The paper proves that no separable Banach algebra can serve as a universal host for embeddings of all other separable Banach algebras, highlighting fundamental limitations in the structure of such algebras.

Contribution

It establishes the non-existence of a universal separable Banach algebra for homomorphic embeddings, extending the result to the commutative case and introducing a novel proof scheme.

Findings

No separable Banach algebra is universal for all separable Banach algebras.

The same non-universality holds in the commutative setting.

A new proof scheme involving bilinear forms and tensor products is introduced.

Abstract

We prove that no separable Banach algebra is universal for homomorphic embeddings of all separable Banach algebras, whether embeddings are merely bounded or required to be contractive.
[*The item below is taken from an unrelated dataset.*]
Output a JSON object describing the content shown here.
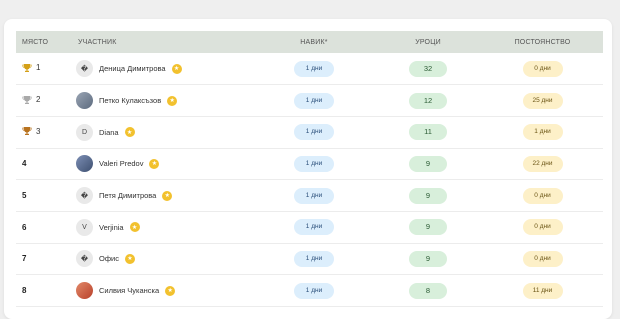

The same holds in the commutative category. The proof uses the following scheme. To each bounded bilinear form $\beta$ we attach a separable test algebra $A(\beta)$ whose multiplication records $\beta$. Any homomorphic embedding of $A(\beta)$ into a candidate $B$ forces the linearisation of $\beta$ to factor through the fixed separable space $B\widehat{\otimes}_{\pi}B$. Choosing $\beta$ so that the associated operator fails to factor through $B\widehat{\otimes}_{\pi}B$, by the theorem of Johnson--Szankowski, yields a contradiction. In the commutative case, we take $\beta$ symmetric so $A(\beta)$ is commutative.